Her face grows hotter. Its a combination of the attention of those blue eyes and his infuriating tone of voice.
"If I can't help you professionally, I'm going to have to ask you to leave," she says. "Or," she adds, glancing over her shoulder at the woman who came in with him, "better yet I tell your wife you're pawing at me under her nose."
He flashes her his hand, still grinning. There's no ring. "Close hon, but no cigar. Though you are sharper than most. What's your name?"
"Sir, what is your business?" she snaps.
He plucks one of her new pencils out of its container and twirls it expertly across his fingers. "I'm here to make a withdrawal, Mrs." He says the title with a biting sarcasm. "What's your name?"
Courtney breathes deeply as she pulls out a withdrawal form from her stack of papers and says, as politely as she manages, "Jones. Mrs. Jones. Now, what is your account number so I can direct you to-"
"And your first name?"
This isn't the first asshole she's had to deal with, but he's the most persistent by a long shot. She debates whether or not to answer truthfully for a moment, then decides, screw it. "Courtney. Courtney Jones. But everyone calls me Bonnie."
"Why?"
Courtney eyes him. His line of questioning is getting a little too personal, but then again, he cared enough to ask. She straightens up in her seat. "My maiden name is Bons. I'm the youngest of my family and an uncle called me Little Bonnie as a joke at a family reunion. It stuck ever since."

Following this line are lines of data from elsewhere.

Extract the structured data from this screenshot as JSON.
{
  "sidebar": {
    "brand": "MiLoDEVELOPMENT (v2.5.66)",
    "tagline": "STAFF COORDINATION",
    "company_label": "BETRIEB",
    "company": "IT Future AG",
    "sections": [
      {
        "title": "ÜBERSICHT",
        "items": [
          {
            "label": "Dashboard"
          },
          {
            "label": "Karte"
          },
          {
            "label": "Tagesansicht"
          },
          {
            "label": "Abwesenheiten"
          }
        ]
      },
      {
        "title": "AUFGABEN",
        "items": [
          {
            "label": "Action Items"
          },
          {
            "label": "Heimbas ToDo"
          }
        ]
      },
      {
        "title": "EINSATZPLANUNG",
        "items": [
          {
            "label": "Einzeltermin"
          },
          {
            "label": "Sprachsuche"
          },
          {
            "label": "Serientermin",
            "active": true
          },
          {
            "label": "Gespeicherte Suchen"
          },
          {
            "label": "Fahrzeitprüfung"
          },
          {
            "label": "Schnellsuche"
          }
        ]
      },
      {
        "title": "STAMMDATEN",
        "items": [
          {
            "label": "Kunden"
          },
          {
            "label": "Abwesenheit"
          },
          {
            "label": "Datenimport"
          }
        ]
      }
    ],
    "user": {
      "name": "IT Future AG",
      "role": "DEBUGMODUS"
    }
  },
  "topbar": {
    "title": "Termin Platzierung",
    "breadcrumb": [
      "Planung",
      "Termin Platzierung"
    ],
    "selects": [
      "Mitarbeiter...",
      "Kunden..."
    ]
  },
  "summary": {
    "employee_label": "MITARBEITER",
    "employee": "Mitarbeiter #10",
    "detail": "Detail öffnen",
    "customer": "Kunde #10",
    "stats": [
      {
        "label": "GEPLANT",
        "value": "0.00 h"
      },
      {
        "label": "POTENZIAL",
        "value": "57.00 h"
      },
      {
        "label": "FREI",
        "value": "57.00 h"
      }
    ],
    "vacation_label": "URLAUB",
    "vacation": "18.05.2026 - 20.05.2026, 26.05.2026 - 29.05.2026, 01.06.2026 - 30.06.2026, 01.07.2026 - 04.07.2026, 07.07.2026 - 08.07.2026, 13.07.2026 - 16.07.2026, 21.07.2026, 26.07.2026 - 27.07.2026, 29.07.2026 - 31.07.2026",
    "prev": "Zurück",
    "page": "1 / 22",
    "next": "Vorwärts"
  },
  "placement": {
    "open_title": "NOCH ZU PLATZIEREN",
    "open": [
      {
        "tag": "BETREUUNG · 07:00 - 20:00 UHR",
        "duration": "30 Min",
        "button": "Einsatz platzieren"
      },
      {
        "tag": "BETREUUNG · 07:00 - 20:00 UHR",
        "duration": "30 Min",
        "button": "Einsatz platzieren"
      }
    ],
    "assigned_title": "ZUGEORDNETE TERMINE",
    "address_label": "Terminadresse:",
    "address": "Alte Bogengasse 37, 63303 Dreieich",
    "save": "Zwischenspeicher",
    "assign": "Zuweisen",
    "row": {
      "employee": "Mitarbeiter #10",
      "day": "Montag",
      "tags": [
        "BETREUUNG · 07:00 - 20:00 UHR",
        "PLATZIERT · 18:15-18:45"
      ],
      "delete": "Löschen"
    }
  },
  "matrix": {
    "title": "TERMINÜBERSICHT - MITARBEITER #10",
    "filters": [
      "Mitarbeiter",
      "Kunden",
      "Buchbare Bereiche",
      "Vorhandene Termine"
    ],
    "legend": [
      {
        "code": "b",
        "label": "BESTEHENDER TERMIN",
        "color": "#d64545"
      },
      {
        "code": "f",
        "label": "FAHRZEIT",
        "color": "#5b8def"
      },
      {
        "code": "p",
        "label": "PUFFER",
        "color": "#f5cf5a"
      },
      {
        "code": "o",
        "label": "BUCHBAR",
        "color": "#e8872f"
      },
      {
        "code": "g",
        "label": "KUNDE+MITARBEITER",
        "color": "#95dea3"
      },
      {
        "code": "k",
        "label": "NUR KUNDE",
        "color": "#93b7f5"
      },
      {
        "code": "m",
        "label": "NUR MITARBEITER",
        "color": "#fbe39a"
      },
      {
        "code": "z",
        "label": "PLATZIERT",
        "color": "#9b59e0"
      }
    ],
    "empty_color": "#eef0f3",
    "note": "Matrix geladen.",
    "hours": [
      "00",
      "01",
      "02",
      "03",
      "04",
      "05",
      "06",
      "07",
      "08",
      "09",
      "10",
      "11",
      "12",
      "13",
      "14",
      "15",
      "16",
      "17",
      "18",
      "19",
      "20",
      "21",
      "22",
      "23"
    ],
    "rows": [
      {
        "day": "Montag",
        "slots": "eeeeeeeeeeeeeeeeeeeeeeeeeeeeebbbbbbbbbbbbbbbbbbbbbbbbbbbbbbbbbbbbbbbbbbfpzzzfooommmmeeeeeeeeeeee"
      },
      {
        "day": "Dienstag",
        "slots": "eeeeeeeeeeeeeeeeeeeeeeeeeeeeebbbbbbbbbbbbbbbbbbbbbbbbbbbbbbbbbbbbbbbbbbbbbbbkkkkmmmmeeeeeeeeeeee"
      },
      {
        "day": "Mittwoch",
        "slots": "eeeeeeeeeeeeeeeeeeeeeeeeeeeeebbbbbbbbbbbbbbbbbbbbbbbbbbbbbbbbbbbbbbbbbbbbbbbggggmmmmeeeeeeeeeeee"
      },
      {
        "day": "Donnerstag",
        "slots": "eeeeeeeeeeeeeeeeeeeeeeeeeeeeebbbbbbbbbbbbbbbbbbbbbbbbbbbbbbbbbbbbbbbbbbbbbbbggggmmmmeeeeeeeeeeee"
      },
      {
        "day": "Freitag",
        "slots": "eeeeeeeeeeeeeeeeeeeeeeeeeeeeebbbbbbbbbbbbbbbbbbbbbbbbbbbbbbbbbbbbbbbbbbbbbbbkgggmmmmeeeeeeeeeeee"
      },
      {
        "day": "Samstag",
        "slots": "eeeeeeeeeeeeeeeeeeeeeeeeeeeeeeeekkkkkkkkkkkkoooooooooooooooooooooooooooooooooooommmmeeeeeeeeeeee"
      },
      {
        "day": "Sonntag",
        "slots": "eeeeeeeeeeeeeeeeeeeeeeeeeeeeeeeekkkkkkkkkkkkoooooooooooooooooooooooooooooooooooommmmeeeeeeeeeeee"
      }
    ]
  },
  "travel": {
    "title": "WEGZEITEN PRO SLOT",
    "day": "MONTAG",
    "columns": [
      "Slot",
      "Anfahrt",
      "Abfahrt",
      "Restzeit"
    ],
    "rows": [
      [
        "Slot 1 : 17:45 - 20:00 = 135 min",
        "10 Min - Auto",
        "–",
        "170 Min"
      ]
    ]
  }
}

The gentleman sticks the pencil behind his ear, his proud smirk growing softer, more...charming. If such a thing were possible. "Courtney suits you better. A proper dame's name, not a little girl's."
Courtney glances behind her at the woman he came in with who wasn't his wife. She's eyeing the two of them pointedly, impatiently. The man doesn't take notice. It's almost jealousy and Courtney hasn't invoked jealousy in anyone in so long, the sensation is vaguely thrilling.
"Thank you, sir. How about you?" Courtney asks, leaning forward on her own elbows to accent the dip of her chest. A tendril of hair slips from behind her ear and brushes across the desk. "What do you they call you?"
He grins. "That your personal curiosity, sweetcheeks, or are you filling out my form for me?"
Courtney realizes she hasn't written a word down on the form. She reaches for a pencil from the container but he offers her the one he'd been toying with. She takes it from him and as she starts writing, smiles coyly.
"Maybe a little of both."
A gun goes off. Courtney jolts, dropping her pencil and spinning around to the sound. The Asian woman has a revolver in each hand, pointing one at the clerk and one at the people in line behind her.
"Everybody on the ground! Now!"
As she gapes, the nozzle of a gun presses into Courtney's lower back. An arm wraps around her shoulders.
"The name's Duncan Clyde, babydoll," he whispers, hot and heavy in her ear. "And for what it's worth, I'm only kind of sorry about this."